Planned stadium in Mexico City

Nuevo Estadio Azul is a proposed football stadium project intended to serve as the new home of Mexican club Cruz Azul. As of May 2025, the project remains in the planning phase, with no official confirmation of land acquisition or commencement of construction.

==History==
Plans to build a new stadium for Cruz Azul have been circulating for over a decade. Originally, the new venue was intended to replace the old Estadio Azul, which the club had used until mid-2018. Various drafts and proposals have emerged over the years, with early designs including underground parking, multiple levels for commercial use, and flexible space for concerts and events.

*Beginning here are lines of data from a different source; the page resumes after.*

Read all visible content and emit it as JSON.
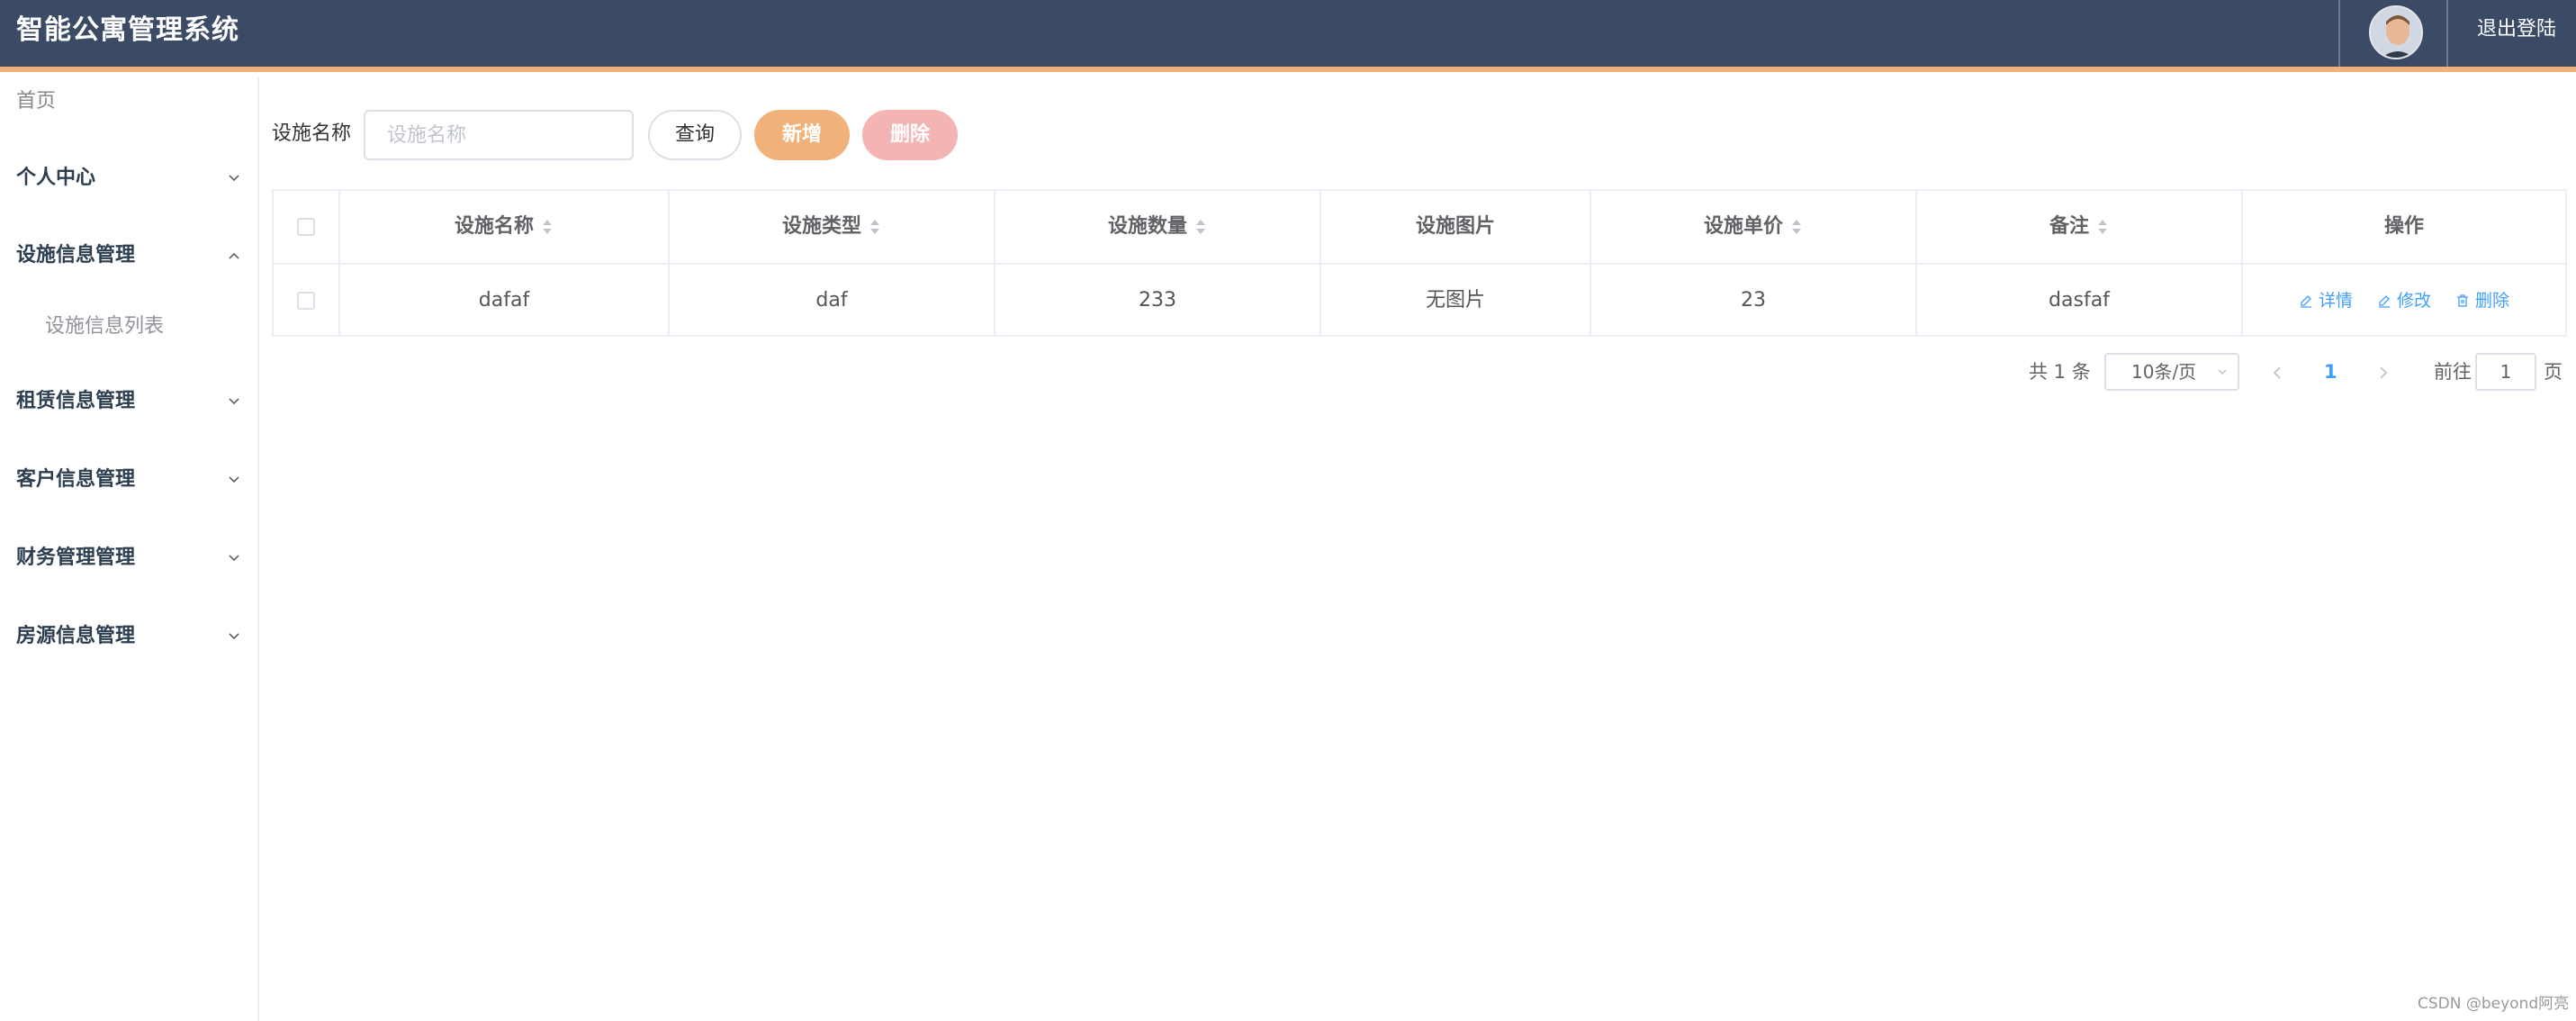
{
  "app": {
    "title": "智能公寓管理系统",
    "logout": "退出登陆"
  },
  "sidebar": {
    "home": "首页",
    "groups": [
      {
        "label": "个人中心",
        "expanded": false
      },
      {
        "label": "设施信息管理",
        "expanded": true,
        "children": [
          "设施信息列表"
        ]
      },
      {
        "label": "租赁信息管理",
        "expanded": false
      },
      {
        "label": "客户信息管理",
        "expanded": false
      },
      {
        "label": "财务管理管理",
        "expanded": false
      },
      {
        "label": "房源信息管理",
        "expanded": false
      }
    ]
  },
  "search": {
    "label": "设施名称",
    "placeholder": "设施名称",
    "value": "",
    "query_btn": "查询",
    "add_btn": "新增",
    "delete_btn": "删除"
  },
  "table": {
    "columns": [
      "设施名称",
      "设施类型",
      "设施数量",
      "设施图片",
      "设施单价",
      "备注",
      "操作"
    ],
    "rows": [
      {
        "name": "dafaf",
        "type": "daf",
        "quantity": "233",
        "image": "无图片",
        "price": "23",
        "remark": "dasfaf"
      }
    ],
    "actions": {
      "detail": "详情",
      "edit": "修改",
      "delete": "删除"
    }
  },
  "pagination": {
    "total": "共 1 条",
    "page_size": "10条/页",
    "current": "1",
    "goto_label": "前往",
    "goto_value": "1",
    "page_suffix": "页"
  },
  "watermark": "CSDN @beyond阿亮",
  "colors": {
    "header": "#3b4b66",
    "accent": "#f0b27a",
    "danger_light": "#f4b4b4",
    "link": "#409eff"
  }
}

In recent years, the club's leadership has reiterated its intention to construct a dedicated stadium. However, delays have persisted due to logistical and administrative obstacles, including zoning permits, land acquisition, and changes in club management. Former Cruz Azul president Guillermo Álvarez Cuevas had previously announced plans to begin the project in 2012, but no concrete steps were taken. Since then, new plans have been discussed under the current leadership, particularly by Víctor Velázquez, president of the board of Cooperativa La Cruz Azul.

=== Recent developments ===
In 2024 and 2025, several possible sites for the stadium were reported, including a location in the Refinería 18 de Marzo area in the borough of Azcapotzalco, Mexico City. This location was seen as viable due to its accessibility and space. In contrast, another reported site in Magdalena Contreras was publicly denied by the borough mayor, who clarified that no plans had been formally submitted.

Velázquez has stated that once a location is secured, construction of the stadium could take approximately two and a half years. The proposed venue would reportedly hold between 35,000 and 45,000 spectators and feature modern amenities, including an adjacent hotel. However, the club currently maintains a lease with Estadio Azteca through 2031, which may influence the timeline for the new stadium's development.